Nous publions ci-dessous le début de
sa conférence, que l’on peut écouter
intégralement sur le site de DLF
(une heure environ)(ICI).
Mes parents étaient professeurs de sténodactylo, j’avais 16 ans et un
rêve très concret : acheter une mobylette bleue. Mon père, sévère,
n’accepta qu’à une condition. Un an durant, chaque jour, je dus suivre
sans faille le programme qu’il avait concocté : un quart d’heure de
sténographie, un quart d’heure de dactylographie, vingt mots d’anglais,
puis d’allemand, vingt minutes d’éducation physique et une demi-heure
de musique.

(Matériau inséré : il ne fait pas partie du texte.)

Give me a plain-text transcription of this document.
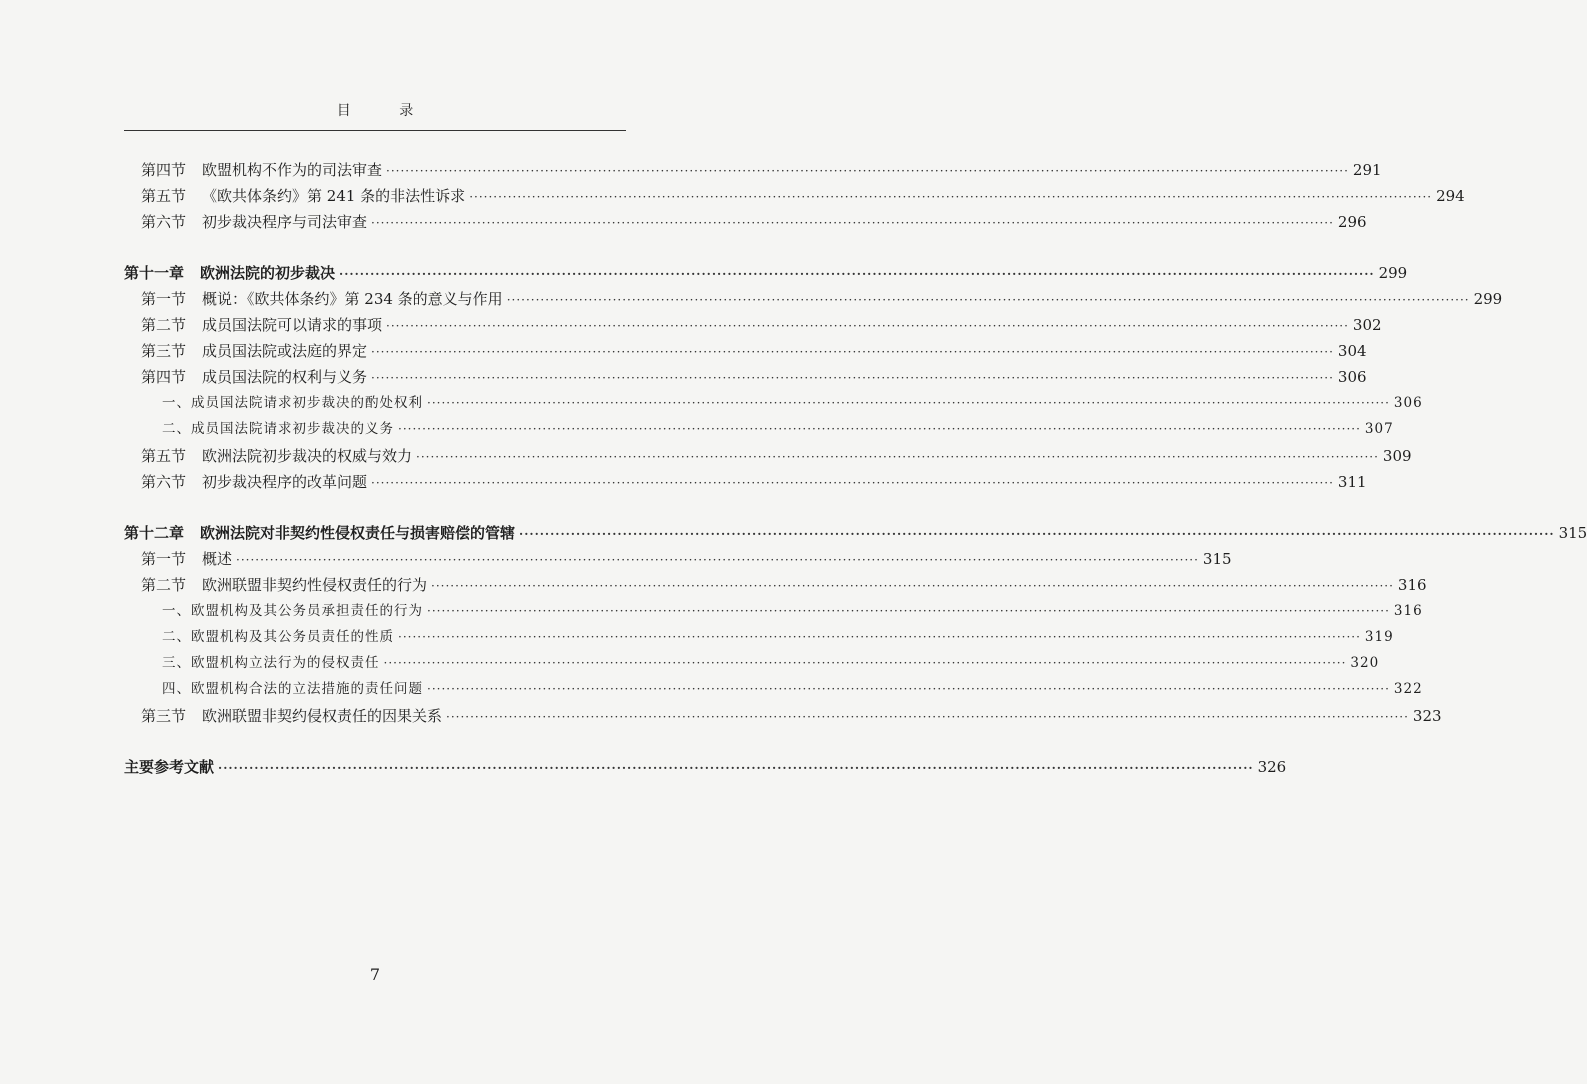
目 录
第四节 欧盟机构不作为的司法审查 ········································································································································································································ 291
第五节 《欧共体条约》第 241 条的非法性诉求 ········································································································································································································ 294
第六节 初步裁决程序与司法审查 ········································································································································································································ 296
第十一章 欧洲法院的初步裁决 ········································································································································································································ 299
第一节 概说：《欧共体条约》第 234 条的意义与作用 ········································································································································································································ 299
第二节 成员国法院可以请求的事项 ········································································································································································································ 302
第三节 成员国法院或法庭的界定 ········································································································································································································ 304
第四节 成员国法院的权利与义务 ········································································································································································································ 306
一、成员国法院请求初步裁决的酌处权利 ········································································································································································································ 306
二、成员国法院请求初步裁决的义务 ········································································································································································································ 307
第五节 欧洲法院初步裁决的权威与效力 ········································································································································································································ 309
第六节 初步裁决程序的改革问题 ········································································································································································································ 311
第十二章 欧洲法院对非契约性侵权责任与损害赔偿的管辖 ········································································································································································································ 315
第一节 概述 ········································································································································································································ 315
第二节 欧洲联盟非契约性侵权责任的行为 ········································································································································································································ 316
一、欧盟机构及其公务员承担责任的行为 ········································································································································································································ 316
二、欧盟机构及其公务员责任的性质 ········································································································································································································ 319
三、欧盟机构立法行为的侵权责任 ········································································································································································································ 320
四、欧盟机构合法的立法措施的责任问题 ········································································································································································································ 322
第三节 欧洲联盟非契约侵权责任的因果关系 ········································································································································································································ 323
主要参考文献 ········································································································································································································ 326
7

Un an plus tard, je disposais de la mobylette et de l’estime
de mon père. C’est peut-être grâce à cela que je me suis intéressé aux
mots parce que, en réalité, la sténographie, c’est leur transcription
phonétique ; la dactylo, c’est leur orthographe ; les mots étrangers
sensibilisent à la morphologie et la musique révèle un autre code. Quant
à l’éducation physique, je vous l’assure, c’est fort bon pour soulever les
dictionnaires...
* * *
Je n’ai plus de mobylette, plus de contrat paternel, mais l’obsession
des mots est restée et, grâce aux chroniques quotidiennes, je continue d’apprendre. Au coeur de mes amis les dictionnaires, avec de belles
surprises. Par exemple, un matin, le mot
cyclone s’imposait, on l’annonçait
aux Antilles. Pour une fois, R. Estienne, Richelet, Furetière, C. de
Rochefort, l’Académie d’hier, T. Corneille, l’Encyclopédie, Féraud, ne
m’étaient d’aucun secours : le mot n’existait pas encore. Je le repérai
chez Littré. Il se trouve que j’en ai trois côte à côte, parce qu’ils n’ont
pas la même reliure... Folie de collectionneur. J’en consulte un et je lis :
« cyclone, féminin... » Une cyclone ! Me voilà émerveillé. Quelques
secondes plus tard, j’ouvre de nouveau le
Littré, celui d’à côté, plus près.
Et que lis-je ? « Un
cyclone »... Et ce commentaire : «
Au moment où
s’imprimait le C [1863],
cyclone était généralement fait féminin [...],
je lui
donnais donc ce genre. Depuis, l’usage a varié, les météorologistes l’ont fait
masculin. [...]
de là la discordance entre les différents tirages. » On ne
pouvait se trouver davantage en direct avec la vie de la langue ! Et quel
plaisir de raconter cela. Sans oublier le cyclone tout de même.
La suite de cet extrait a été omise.